3. Vietnam War
> U.S. war spending: $738 billion
> Duration: 17 years, 9 months
> U.S. military deaths: 58,220
The war in Vietnam cost the United States $738 billion, or 2.3% of GDP in 1968. By the end of the conflict, the names of more than 58,000 dead soldiers were recorded on the Vietnam Veterans Memorial in Washington, D.C. After the Vietnamese defeated the French in 1954, ending a brutal era of colonialism, the Geneva Accords stipulated that elections in the South be scheduled for the following year. Determined not to let communism spread, the U.S. lent its support to Ngo Dinh Diem, a French-educated, Catholic politician in South Vietnam. By the time the U.S. committed troops in 1965, Diem had been assassinated and Vietnamese support for the new military-led South Vietnamese government had faded. With supplies from China and the Soviet Union, North Vietnam primarily used guerrilla tactics to attack U.S. troops and bases. By the late 1960s, public support for the war in the U.S. was waning. American troops withdrew in 1973 and South Vietnam fell to communist North Vietnam in 1975.
2. War on Terror
> U.S. war spending: $1.59 trillion
> Duration: 16 years, 8 months
> U.S. military deaths: 6,959
Conflicts in Iraq and Afghanistan following the terror attack on the United States on Sept. 11, 2001 — collectively known as the War on Terror — have cost the United States about $1.6 trillion. The United States entered Afghanistan in October 2001 to search for Osama bin Laden, the mastermind behind the Sept. 11 terrorist attacks, and to overthrow the Taliban government, which was suspected of harboring bin Laden and other terrorists.
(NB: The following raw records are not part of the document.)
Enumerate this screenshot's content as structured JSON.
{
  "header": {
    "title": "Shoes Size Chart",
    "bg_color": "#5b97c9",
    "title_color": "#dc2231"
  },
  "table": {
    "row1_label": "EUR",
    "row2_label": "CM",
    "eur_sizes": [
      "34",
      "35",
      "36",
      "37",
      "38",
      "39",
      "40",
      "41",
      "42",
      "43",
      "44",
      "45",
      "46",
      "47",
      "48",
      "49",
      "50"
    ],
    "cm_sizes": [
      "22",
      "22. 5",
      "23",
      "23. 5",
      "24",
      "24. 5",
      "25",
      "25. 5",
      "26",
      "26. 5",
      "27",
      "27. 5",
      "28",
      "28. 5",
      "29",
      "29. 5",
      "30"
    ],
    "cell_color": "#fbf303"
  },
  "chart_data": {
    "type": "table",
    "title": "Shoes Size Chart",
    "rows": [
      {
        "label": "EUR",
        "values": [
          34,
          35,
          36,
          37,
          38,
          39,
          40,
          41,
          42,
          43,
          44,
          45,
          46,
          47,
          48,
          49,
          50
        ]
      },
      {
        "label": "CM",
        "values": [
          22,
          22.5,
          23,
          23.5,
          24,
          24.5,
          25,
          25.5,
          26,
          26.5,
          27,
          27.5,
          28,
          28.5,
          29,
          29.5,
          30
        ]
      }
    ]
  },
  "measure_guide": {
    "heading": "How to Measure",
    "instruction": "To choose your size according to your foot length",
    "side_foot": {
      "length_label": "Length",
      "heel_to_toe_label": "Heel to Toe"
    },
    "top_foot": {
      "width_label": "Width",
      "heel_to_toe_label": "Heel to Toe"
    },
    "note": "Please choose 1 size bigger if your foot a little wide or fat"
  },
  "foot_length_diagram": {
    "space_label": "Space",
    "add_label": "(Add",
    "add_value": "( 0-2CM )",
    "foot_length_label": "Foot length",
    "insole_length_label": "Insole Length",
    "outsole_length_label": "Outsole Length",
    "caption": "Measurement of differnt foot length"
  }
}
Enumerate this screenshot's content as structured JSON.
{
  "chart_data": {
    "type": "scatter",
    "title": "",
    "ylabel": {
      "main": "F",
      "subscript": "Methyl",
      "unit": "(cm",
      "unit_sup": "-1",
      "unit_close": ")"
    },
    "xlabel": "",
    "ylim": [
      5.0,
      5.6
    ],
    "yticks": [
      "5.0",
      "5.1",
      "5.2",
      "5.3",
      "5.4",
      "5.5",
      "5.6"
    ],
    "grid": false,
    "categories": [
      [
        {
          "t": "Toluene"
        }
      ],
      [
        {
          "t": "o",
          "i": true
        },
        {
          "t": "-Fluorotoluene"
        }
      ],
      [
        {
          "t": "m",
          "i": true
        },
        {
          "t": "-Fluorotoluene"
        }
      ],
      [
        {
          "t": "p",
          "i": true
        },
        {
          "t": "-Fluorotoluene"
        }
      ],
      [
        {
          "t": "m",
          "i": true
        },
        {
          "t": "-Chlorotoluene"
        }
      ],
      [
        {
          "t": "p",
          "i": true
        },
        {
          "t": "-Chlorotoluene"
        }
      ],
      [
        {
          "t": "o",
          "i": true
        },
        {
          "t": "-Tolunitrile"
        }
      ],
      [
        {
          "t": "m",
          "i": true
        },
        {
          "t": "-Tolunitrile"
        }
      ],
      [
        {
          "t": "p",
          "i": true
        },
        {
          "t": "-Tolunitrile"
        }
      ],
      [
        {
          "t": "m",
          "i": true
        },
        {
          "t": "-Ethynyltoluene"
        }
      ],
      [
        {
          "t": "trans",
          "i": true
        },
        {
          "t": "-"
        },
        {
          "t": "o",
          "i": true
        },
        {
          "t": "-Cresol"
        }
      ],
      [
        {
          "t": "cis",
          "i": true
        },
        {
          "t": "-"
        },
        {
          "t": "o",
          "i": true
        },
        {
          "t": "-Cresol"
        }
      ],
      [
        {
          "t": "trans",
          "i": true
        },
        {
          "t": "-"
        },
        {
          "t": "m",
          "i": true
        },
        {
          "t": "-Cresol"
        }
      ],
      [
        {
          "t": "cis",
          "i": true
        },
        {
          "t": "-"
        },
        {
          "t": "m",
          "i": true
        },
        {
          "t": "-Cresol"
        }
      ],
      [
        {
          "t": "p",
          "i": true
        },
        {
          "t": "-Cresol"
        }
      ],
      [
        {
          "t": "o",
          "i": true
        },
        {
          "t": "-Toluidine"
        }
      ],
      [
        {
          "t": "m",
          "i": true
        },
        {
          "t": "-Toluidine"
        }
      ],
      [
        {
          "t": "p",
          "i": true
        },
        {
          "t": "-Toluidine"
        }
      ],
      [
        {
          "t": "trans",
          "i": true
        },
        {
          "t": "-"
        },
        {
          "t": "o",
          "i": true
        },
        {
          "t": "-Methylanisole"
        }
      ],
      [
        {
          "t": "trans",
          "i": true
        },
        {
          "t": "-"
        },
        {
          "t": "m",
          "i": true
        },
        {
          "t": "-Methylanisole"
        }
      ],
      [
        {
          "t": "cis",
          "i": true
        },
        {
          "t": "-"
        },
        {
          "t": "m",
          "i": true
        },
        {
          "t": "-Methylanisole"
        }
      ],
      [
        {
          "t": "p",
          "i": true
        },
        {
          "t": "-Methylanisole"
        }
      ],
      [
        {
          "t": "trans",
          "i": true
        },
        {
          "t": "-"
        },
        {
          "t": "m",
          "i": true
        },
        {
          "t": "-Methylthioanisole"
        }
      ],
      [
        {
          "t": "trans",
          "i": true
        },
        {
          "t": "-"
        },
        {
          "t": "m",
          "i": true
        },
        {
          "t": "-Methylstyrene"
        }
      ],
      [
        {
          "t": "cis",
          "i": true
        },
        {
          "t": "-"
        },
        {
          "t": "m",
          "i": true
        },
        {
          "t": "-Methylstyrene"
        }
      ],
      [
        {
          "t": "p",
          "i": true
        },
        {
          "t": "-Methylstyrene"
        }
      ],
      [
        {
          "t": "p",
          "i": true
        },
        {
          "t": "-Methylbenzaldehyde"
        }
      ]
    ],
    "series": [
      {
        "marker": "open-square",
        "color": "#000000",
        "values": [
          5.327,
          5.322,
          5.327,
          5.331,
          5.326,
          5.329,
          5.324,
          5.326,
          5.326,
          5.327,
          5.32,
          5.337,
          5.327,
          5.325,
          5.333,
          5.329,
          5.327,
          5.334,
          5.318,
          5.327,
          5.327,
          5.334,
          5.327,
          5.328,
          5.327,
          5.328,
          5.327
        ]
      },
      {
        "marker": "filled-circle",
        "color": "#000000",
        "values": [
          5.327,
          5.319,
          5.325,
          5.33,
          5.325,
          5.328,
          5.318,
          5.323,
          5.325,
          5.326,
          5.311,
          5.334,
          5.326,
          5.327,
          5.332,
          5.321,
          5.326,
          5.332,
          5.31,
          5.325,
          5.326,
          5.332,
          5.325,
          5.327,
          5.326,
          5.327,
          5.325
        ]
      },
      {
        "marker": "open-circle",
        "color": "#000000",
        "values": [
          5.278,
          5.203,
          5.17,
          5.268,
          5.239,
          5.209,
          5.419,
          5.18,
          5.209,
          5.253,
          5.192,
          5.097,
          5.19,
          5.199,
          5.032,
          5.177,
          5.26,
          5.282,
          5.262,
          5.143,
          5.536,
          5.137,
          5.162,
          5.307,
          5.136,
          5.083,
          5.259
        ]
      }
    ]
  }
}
Believing he had weapons of mass destruction, U.S. troops also invaded Iraq in 2003 and overthrew Saddam Hussein. The U.S. government considers elections in Iraq and Afghanistan, as well as training military personnel in each country to help stabilize the region, as successes. Even so, both countries continue to be marred by conflict and terror.
1. World War II
> U.S. war spending: $4.1 trillion
> Duration: 3 years, 9 months
> U.S. military deaths: 405,399
The United States spent more than $4 trillion, or 36% of its GDP, fighting World War II. More than 400,000 U.S. troops were killed in the conflict to defeat Nazi Germany, Italy, and the Japanese Empire. U.S. involvement officially began on Dec. 8, 1941, the day after the Japanese bombed Pearl Harbor. America officially declared war against Germany and Italy three days later, after Germany and Italy had declared war on the United States. After conquering most of Europe, Germany attacked the Soviet Union. The Soviet Union bore most of the ground conflict with Germany before the United States and its allies opened the Western front in 1944. The European war ended in May 1945, and Japan surrendered after the United States dropped nuclear bombs on Hiroshima and Nagasaki in August of that year. The United States and the Soviet Union emerged from World War II as the world’s biggest superpowers and became rivals in the Cold War.